Last-modified: 2022-09-02 (金) 18:41:30 (603d)

【磁気捜索装置】(じきそうさくそうち)

Magnetic Anomaly Detector(MAD).

地中や水中から発せられる磁力を検知し、地磁気が急激に変動している地点を特定する探査機器。
基本的には地質学などの学術調査機器であり、磁場の乱れから地底の鉱脈などを探り当てる用途に用いる。
などの強磁性物質は地球の磁場に影響を及ぼし、その影響によって周辺の磁場に検知可能な歪みをもたらす。

軍事用途では海中に潜む巨大な強磁性物質、即ち艦艇を発見する用途に用いられる。
現状では潜水艦の位置を特定する最も確実な手段であり、ほぼ全ての対潜哨戒機に装備されている。
また、海中に潜伏する潜水艦機雷も、水上の敵艦を発見する上で磁気捜索装置を利用している。

磁気捜索からの隠蔽

近年の軍用船舶は磁気捜索による検知を逃れるため、船体の消磁を行い、地磁気の乱れを最小限に抑える工夫が施される。
整備のためにドックの船台(典型的に鋼鉄製)に固定するだけでも着磁するため、こうした消磁処理は定期的に必要となる。

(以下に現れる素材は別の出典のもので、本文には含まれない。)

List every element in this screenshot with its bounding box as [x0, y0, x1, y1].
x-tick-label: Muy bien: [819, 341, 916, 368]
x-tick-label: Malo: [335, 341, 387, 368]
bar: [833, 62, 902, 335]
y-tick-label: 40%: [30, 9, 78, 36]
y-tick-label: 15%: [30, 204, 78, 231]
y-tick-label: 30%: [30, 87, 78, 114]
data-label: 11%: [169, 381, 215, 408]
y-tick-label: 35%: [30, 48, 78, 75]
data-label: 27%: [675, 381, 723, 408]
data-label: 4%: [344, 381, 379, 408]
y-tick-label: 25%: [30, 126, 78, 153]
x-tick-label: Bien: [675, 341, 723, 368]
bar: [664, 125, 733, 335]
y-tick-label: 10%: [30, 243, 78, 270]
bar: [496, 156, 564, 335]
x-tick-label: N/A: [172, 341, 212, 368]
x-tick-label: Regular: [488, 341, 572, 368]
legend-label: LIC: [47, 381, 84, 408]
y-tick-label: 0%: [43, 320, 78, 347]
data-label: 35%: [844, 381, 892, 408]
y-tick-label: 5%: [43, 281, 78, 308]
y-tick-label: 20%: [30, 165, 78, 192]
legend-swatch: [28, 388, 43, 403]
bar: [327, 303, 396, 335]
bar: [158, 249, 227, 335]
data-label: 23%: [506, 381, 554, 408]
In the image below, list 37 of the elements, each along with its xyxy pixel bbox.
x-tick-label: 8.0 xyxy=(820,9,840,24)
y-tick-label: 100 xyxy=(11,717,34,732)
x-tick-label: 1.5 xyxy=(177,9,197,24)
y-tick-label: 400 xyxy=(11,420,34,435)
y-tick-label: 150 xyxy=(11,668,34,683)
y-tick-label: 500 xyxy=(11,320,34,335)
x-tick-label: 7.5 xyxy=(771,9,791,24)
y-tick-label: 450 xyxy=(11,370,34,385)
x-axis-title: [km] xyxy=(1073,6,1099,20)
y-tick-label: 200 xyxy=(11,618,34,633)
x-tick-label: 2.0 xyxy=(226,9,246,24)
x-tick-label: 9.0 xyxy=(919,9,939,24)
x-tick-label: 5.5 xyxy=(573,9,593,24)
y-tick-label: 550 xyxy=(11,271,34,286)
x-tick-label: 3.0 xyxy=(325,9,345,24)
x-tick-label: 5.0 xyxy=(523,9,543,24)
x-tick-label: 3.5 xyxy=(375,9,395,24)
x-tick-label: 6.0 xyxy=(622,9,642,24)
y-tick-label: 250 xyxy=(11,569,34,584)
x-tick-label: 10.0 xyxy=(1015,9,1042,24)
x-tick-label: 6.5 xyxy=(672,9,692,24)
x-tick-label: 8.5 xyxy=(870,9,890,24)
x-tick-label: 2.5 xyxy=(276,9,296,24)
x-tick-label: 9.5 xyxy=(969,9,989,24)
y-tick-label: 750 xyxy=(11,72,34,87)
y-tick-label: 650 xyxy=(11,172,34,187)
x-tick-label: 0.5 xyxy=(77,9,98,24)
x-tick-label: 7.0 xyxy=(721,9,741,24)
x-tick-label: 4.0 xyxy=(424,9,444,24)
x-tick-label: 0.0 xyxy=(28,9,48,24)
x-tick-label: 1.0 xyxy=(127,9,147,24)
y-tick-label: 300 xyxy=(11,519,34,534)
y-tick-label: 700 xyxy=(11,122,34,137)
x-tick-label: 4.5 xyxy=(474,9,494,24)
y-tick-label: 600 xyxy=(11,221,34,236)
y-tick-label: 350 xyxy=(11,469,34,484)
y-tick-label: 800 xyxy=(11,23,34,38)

逆に、潜水艦は意図的に着磁させ、磁気誘導を中和するように調整して磁気捜索を掻い潜っている。
消磁処理には電力が必要となるため、潜水艦の電力事情で完全な消磁を維持するのは難しい。

船体全体を木材や繊維強化プラスチックなどの非金属構造材で建造すれば上記のような処理は不要だが、装甲や構造強度の関係上、あまり現実的ではない。
しかし、掃海艇だけは非金属構造材で建造される。磁気機雷に対する徹底的な対策が必要とされるためである。